Fans of the Bay Club San Francisco Tennis facility, a replacement for which was promised by the developer of the 88 Bluxome complex when the project was approved two years ago, scored a possible win at the Board of Appeals on Wednesday.
88 Bluxome, as you may recall, is a massive new mixed-use complex approved in 2019 with 1 million square feet of office, life science labs, light-industrial space, and retail. Developer Alexandria Real Estate Equities, as a concession to the landowner they purchased the property from (the Bay Club) and its many fans, pledged to build replacement tennis courts in the basement of the completed complex.
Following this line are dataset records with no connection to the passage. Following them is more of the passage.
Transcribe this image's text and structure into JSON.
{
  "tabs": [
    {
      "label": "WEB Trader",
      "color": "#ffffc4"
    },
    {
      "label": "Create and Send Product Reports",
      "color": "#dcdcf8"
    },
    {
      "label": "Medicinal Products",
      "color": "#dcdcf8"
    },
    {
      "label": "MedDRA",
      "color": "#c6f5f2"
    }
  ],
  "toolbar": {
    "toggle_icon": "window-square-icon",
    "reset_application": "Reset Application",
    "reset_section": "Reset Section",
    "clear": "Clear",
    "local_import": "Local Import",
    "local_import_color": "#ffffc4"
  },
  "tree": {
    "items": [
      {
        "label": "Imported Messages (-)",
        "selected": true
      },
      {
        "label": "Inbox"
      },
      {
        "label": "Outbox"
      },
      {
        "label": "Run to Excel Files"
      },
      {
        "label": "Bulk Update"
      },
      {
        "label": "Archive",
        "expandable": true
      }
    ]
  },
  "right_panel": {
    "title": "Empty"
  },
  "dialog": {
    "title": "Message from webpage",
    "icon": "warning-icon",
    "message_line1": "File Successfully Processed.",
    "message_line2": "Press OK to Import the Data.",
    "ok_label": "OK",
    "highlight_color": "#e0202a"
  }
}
Pinterest initially signed on in March 2019 to take much of the office space, 490,000 square feet, but then pulled out of that deal during the pandemic — when it became clear that many tech companies might need a lot less office space in the future, not more. Pinterest paid handsomely — a fine of nearly $90 million — to back out, and they did so in August 2020, just a month before the Bay Club shut down tennis operations in preparation for construction. The tennis club has since relocated to South San Francisco.
In April 2021, Alexandria announced that it was reneging on the replacement tennis club, citing the loss of anchor tenant Pinterest and saying the 164,350-square-foot club no longer made financial sense for them.
A group calling itself San Franciscans for Sports and Recreation (SFFSR), which had negotiated the tennis club replacement with Alexandria prior to the project's approval, appealed to the SF Board of Appeals, and the board ruled Wednesday that this was, in fact, a significant enough change to warrant a revisit of the project by the Planning Commission. As the SF Business Times reports, the developer has framed the removal of the tennis component as minor, and the Zoning Administrator previously ruled in the developer's favor, saying this was a "less than significant change."
But the issue rests on the word "significant," which figures into the language of the project's entitlements — and the appeals board agreed with SFFSR's attorney Anthony Giles that the tennis club is potentially "significant" to the project as a whole. Giles argued that the 3-acre facility constitutes 10% of the overall project, and this all amounted to a "bait and switch."
"They have pulled a fast one not only on us— the organization that negotiated for it and the community that would benefit massively by it — but also on the city itself," Giles said, per the Business Times.
The Planning Commission will likely get the final say, though their decision could still be appealed further.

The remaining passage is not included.